3 Things You Need to Know to Get the Child Care Tax Credit

Date: Mar 24 2014

Filed under: Taxes, IRS, Tax Credits

Children (2-5) relaxing in classroom
Yellowdog Productions/Flickr

Child-care expenses can be a huge part of a family’s budget, especially for single parents or in households where both parents work. But the Internal Revenue Service helps millions of Americans by offering a credit to offset some of your child-care expenses in order to help you work.

Here are three things you need to know to claim the Child and Dependent Care Credit on your tax return.

How to Qualify for the Child and Dependent Care Credit

The rules are structured to make the credit available only in situations where the care is needed in order to help the claiming parent or parents work or look for work. For joint filers, both parents must have earned income from wages, salaries or other compensation, including self-employment. Full-time students are also treated as having earned income for purposes of claiming the credit.

Moreover, the care must be directly connected to allowing you to work, rather than off-hours babysitting for personal reasons. This requirement leads to some important distinctions, with one example being that the cost of summer day camps qualifies for the credit, but overnight camps don’t.

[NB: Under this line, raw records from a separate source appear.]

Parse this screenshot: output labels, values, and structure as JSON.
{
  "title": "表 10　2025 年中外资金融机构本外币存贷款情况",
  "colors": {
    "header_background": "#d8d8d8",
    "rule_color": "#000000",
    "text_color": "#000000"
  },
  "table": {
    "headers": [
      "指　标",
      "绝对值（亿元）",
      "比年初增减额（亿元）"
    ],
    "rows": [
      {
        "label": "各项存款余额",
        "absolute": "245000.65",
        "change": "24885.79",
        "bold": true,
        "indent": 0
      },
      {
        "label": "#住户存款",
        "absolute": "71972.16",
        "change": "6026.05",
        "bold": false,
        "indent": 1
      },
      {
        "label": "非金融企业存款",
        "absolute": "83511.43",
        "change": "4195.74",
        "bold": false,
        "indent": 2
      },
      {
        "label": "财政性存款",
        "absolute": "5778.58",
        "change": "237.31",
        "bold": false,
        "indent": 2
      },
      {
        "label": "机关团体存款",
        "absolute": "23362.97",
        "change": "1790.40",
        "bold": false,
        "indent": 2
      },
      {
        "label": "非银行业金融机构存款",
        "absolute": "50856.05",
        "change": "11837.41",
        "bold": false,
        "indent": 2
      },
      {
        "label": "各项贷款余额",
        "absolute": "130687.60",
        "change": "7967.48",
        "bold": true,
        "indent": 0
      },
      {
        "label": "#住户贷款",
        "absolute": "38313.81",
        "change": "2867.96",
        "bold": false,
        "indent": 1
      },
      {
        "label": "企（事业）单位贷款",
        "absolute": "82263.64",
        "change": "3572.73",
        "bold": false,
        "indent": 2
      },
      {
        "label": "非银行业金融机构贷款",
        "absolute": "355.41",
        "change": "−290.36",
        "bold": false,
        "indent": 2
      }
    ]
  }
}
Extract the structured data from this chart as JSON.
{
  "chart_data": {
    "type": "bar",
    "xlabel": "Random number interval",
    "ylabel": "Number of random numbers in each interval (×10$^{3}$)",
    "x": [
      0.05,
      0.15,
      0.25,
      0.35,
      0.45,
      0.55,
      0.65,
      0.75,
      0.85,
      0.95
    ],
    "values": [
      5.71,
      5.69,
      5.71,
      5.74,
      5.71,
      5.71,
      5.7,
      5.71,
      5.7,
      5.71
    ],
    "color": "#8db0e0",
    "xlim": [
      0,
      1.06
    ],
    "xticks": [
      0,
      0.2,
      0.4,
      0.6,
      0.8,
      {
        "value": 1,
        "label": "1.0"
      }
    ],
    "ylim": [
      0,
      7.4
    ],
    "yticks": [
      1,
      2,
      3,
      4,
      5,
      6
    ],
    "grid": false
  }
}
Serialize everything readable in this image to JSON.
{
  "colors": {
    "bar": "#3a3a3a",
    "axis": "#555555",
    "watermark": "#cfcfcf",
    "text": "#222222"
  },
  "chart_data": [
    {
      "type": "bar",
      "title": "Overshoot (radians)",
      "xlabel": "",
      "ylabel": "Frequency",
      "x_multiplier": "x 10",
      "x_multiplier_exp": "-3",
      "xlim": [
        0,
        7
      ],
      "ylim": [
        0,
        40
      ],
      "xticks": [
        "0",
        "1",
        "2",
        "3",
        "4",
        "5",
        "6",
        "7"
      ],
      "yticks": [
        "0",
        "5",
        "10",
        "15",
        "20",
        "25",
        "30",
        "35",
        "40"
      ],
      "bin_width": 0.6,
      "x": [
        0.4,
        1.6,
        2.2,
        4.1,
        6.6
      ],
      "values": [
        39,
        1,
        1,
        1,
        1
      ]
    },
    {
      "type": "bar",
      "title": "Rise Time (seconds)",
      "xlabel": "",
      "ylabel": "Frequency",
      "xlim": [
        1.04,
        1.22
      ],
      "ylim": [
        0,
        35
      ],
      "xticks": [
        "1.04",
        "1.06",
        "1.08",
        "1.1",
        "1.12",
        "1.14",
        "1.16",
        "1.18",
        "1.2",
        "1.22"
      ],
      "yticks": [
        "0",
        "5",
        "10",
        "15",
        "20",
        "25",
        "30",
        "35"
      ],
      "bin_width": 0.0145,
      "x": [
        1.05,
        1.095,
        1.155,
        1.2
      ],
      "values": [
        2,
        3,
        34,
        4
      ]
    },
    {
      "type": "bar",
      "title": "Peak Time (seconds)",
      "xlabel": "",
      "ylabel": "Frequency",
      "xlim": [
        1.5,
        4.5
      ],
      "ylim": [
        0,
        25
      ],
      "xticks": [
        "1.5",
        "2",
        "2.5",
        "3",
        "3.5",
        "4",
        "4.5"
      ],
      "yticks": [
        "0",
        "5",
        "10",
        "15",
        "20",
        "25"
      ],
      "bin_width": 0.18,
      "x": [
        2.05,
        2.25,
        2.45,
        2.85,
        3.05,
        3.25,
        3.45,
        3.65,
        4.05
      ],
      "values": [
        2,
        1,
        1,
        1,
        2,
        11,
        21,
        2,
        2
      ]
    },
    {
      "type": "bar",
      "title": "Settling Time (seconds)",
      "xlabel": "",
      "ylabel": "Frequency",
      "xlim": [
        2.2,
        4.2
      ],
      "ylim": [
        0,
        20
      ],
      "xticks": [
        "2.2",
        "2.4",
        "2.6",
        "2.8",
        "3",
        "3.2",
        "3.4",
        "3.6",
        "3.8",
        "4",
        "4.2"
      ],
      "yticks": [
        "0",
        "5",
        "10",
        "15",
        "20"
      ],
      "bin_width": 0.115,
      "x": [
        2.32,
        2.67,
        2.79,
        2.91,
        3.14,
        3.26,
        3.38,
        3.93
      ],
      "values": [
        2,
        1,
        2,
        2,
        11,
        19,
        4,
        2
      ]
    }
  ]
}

In most cases, children must be age 12 or younger to qualify for the credit. Certain exceptions exist for other individuals who aren’t able to care for themselves.

The credit also has a number of technical rules. For instance, in cases involving divorce, the custodial parent can take the credit, while noncustodial parents can’t, even if they would otherwise qualify to treat the child as a dependent.

How Much the Credit Can Pay You

The amount of the credit depends on two things: the number of qualifying children you have and your gross income. Those with one qualifying child can claim up to $3,000 per year toward determining the credit amount, while those with two or more qualifying children have a $6,000 annual limit.

Calculating the credit requires taking your actual expenses or the maximum limit, whichever is less. For those with incomes of $15,000 or less, the credit is 35 percent of the child-care expenses, which comes out to a maximum of $1,050 for those with one qualifying child or $2,100 for those with two or more qualifying children. Above $15,000, the credit drops by 1 percentage point for every $2,000 of extra income, hitting a minimum of 20 percent for those who earn $43,000 or more in adjusted gross income.

In addition, if you get partial reimbursement of expenses from a state agency or other source, then you’re not entitled to take the credit on the reimbursed amount. Instead, you have to deduct the reimbursement and calculate the credit based on the net amount that you paid.

What Documentation You Should Get to Claim the Credit

In order to claim the credit, you need to fill out IRS Form 2441. On the form, you’ll need to provide the name, address and Social Security number or Employer Identification Number of the provider. By doing so, the IRS can match your claim against the records that some child-care organizations are required to provide. It can also check to make sure that whoever you pay to provide child-care services reports those payments as income and pays taxes.

There’s one exception for having to provide an Employer Identification Number. If a tax-exempt organization provides the care for your child, then you only need to write in “tax-exempt” in the box on Form 2441 that asks for an EIN.

For details, check out Publication 503 at the IRS website.